Sebab, mayoritas dari mereka hanya memandang hasil akhir sebagai tujuan utamanya.
Persetan dengan proses untuk meraihnya,
yang penting menang.
Kita tidak perlu
memperdebatkan kemunculan fans-fans club yang sedang kekinian, karena mereka
hanyalah bagian dari anomali sepak bola itu sendiri. Tapi percaya atau tidak,
“fans sejati” ini memang kebanyakan berasal dari club-club yang berpredikat
kekinian.
Jangan pula kita
menyamakan diri dengan fans di Eropa, dengan mendukung tim yang sama, lalu
menjadikan itu sebagai pembenaran perilaku kita di tanah air sebagai fans layar
kaca. Mereka disana jelas membela club yang memang berasal dari daerah tempat
dimana mereka tinggal. Sementara kita disini? Bukan orang Madrid ( misalnya ),
Chelsea ( misalnya ) tapi selalu kebakaran jenggot ketika club pujaan di ledekin, seolah-olah kita penduduk asli
sana.
Sama halnya dengan
kita orang Indonesia yang mencintai Persib Bandung sebagai warga Jawa Barat,
atau Persija Jakarta sebagai warga ibukota.
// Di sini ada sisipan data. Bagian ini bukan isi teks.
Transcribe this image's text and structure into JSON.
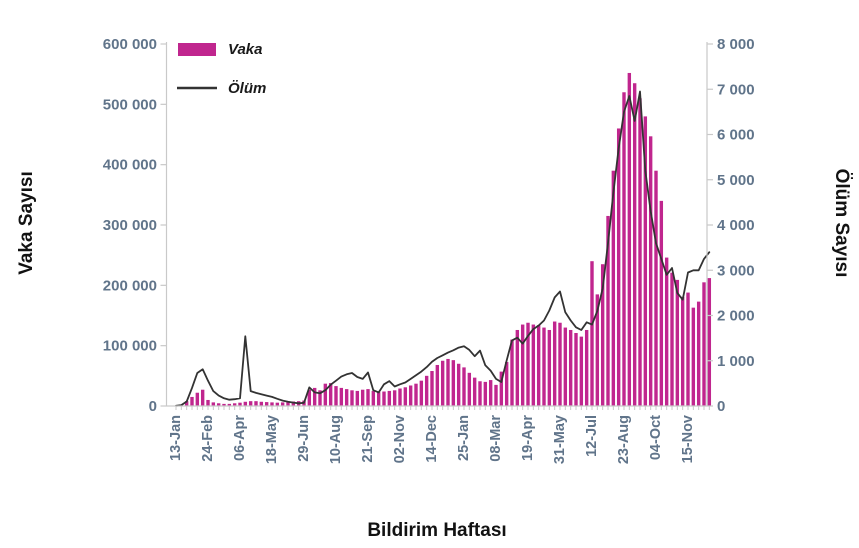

Sah-sah saja rasanya jika kita
mempertaruhkan banyak hal untuk mendukung dua tim besar Indonesia ini, karena
terdapat unsur ke-daerah-an didalamnya. Jiwa emosional yang telah turun temurun,
budaya yang sudah melekat dan mendarah daging pun ikut serta dalam proses
naik-turunnya sensitifitas jika club daerah asal di hina.
Maka akan terlihat
lucu jika kita yang bukan – misalnya – orang Manchester atau Milan rela
bersimbuh darah hanya untuk membela club tersebut. mungkin akan sedikit beda
rasanya jika pihak club tahu bahwa kita adalah pendukung setianya. Tapi tentu
saja mereka tidak tahu itu, karena kita di Indonesia dan mereka di daratan
Eropa.
Mendukung tim
kesayangan memang membutuhkan totalitas didalamnya, kita harus masuk sampai ke
sendi-sendi club secara keseluruhan, memahami budaya nya, dan mengabadikan
sejarahnya. Tapi kebanyakan dari kita hanya mengingatnya ketika ia meraih
kemenangan dan melupakan sejenak ketika mengalami kekalahan? Bagi kita fans
layar kaca memang sah-sah saja jika ingin melihat club yang dibela harus
menang, tapi apakah pantas kita melempar kursi atau sepeda kearah fans rival,
dan berkata “kami ini fans sejati”, ketika tim kesayangan menderita kekalahan?
Hanya dengan alasan
club tersebut adalah club besar yang dihuni pemain bintang, tanpa memahami
sejarah dan budaya club sehingga menjadi besar seperti sekarang, kita bangga
mengategorikan diri sebagai fans sejati dan membenarkan segala sifat bar-bar
diatas. Yang ada, bukannya meningkatkan eksistensi kita sebagai fans sepak
bola, melainkan menjatuhkan reputasi kita sebagai penggemar bola.
Mari ambil contoh
dari persaingan Glasgow Celtic dan Glasgow Rangers di Skotlandia, perbedaan
fans yang berlatar belakang agama ini memang memiliki ketegangan tersendiri di
Britania Raya. Old Firm Derby yang
terus berlangsung panas tiap tahunnya jelas selalu menimbulkan banyak
keributan, para fans yang sudah saling benci sejak dalam kandungan pun tidak
rela jika kesucian clubnya ternoda oleh yang namanya kekalahan, atau sekedar
hinaan dalam bentuk chants.
Kekerasan,
pengrusakan fasilitas umum tentu menjadi hal biasa terjadi jika kedua tim
tengah bersua dilapangan. Wajar mereka melakukan hal tersebut, karena,
kecintaan mereka bukan sekedar atas nama club, melainkan daerah tinggal, budaya
yang mengakar, dan tentu keyakinan yang mendarah daging. Kecintaan mereka
terhadap daerahnya terwakilkan oleh sepak bola. Mereka bisa memperkenalkan
kulturasi setempat ke seantero umat, dengan agama sebagai pedoman, melalui
sepak bola.
Lalu, jika kita orang
Indonesia, mendukung tim Eropa, dan berbuat demikian, apa landasannya?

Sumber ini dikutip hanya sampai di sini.